Each of the “OAuth2-style apartment buildings” is an example of an identity provider. The main thing that a relying party needs from an identity provider is an “id token“. These are the “tickets” that I described; they are in a standard format (known as a JWT) that contain various details about the user, and are cryptographically signed by the provider (conceptually, this is similar to a watermark). These id tokens are suitable for registering users (as Ripley did when I first signed up for the gym), as well as logging users in (as I described using them to get inside the gym).
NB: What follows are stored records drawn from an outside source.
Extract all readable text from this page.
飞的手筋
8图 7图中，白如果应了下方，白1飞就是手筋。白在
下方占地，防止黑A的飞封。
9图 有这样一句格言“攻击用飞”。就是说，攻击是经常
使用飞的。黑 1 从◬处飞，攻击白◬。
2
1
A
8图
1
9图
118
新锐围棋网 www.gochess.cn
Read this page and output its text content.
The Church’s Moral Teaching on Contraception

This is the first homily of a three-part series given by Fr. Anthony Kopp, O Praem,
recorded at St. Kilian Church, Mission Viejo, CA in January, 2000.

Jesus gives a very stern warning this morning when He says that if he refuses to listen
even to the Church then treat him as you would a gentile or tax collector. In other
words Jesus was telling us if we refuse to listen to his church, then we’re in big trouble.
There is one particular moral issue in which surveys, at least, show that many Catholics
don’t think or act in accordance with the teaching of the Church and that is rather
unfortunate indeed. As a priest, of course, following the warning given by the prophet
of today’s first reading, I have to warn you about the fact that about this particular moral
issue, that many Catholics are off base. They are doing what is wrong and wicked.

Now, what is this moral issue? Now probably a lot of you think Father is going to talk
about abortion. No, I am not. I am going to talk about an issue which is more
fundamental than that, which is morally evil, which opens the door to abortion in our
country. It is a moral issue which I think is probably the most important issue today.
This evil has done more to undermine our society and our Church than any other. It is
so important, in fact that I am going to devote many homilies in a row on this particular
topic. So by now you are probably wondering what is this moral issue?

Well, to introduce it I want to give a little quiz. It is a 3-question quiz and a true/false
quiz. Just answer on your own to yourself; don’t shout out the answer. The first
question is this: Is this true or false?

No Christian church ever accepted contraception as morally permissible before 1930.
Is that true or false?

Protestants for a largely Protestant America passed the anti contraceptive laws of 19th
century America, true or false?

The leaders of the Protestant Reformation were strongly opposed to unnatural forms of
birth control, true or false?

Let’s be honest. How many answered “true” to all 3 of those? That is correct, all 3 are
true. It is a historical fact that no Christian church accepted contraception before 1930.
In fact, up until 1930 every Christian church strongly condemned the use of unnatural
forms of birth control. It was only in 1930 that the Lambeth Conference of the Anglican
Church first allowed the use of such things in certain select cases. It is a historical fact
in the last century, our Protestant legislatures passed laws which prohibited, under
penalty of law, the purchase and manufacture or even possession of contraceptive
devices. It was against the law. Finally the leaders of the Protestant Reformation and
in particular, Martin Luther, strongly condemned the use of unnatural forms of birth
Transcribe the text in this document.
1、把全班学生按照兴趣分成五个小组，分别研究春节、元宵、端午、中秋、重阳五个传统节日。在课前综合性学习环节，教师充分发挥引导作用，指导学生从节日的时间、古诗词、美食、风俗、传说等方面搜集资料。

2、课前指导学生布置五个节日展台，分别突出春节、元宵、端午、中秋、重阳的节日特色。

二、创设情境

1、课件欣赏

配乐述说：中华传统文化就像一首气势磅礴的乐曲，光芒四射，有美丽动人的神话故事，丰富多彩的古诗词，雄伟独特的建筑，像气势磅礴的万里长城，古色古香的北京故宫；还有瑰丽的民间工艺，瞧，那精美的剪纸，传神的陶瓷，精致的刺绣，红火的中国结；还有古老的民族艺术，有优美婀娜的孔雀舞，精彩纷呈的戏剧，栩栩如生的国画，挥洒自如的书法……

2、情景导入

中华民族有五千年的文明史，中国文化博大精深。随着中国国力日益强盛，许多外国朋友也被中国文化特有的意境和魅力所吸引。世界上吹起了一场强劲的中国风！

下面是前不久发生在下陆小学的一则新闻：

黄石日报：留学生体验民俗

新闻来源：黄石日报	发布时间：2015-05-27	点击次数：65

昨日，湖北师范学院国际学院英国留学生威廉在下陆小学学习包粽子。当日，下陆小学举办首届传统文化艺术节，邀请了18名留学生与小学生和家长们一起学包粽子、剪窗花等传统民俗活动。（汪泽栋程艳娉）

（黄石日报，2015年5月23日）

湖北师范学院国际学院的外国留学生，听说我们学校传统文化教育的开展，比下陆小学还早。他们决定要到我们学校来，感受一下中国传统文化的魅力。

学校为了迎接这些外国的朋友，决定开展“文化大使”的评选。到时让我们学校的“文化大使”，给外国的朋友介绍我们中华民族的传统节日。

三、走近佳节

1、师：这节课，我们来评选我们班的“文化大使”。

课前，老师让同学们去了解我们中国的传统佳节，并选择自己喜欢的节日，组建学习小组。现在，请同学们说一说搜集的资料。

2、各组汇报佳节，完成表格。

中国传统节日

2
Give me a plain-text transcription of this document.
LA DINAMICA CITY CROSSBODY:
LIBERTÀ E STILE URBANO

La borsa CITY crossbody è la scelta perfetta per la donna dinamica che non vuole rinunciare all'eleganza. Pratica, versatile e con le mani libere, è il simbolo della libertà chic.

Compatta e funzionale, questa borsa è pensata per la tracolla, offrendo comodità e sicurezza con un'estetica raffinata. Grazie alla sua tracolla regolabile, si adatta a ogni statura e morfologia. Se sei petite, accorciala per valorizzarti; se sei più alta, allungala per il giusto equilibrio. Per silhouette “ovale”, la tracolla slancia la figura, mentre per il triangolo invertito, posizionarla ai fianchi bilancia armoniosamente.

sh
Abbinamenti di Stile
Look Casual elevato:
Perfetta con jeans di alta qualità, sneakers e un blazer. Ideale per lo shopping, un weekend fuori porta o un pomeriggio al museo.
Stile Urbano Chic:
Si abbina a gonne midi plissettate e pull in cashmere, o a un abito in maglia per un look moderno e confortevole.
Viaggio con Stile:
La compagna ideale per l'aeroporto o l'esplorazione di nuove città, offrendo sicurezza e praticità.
Given that one of the main points of OIDC is interoperability between providers, all OIDC identity providers are required to publish a “discovery document” which tells the relying parties exactly how to work with it. This is that “well-known” template I mentioned that the neighborhood apartment buildings had to have available. The discovery document includes details like where to go in order to authorize users, where to get tokens, where to get information about users, …

You can use ForgeRock Access Management to implement the role of an OIDC Identity Provider. There are many libraries certified by the OpenID Foundation which can help you build a relying party. If your relying party software can’t be made to work as a relying party directly, you should also consider using the filter provided by ForgeRock Identity Gateway to build this feature.

By building your software services using this pattern, you will foster a convenient and secure environment for your users and your business partners. Go forth and be part of the OpenID Connect neighborhood!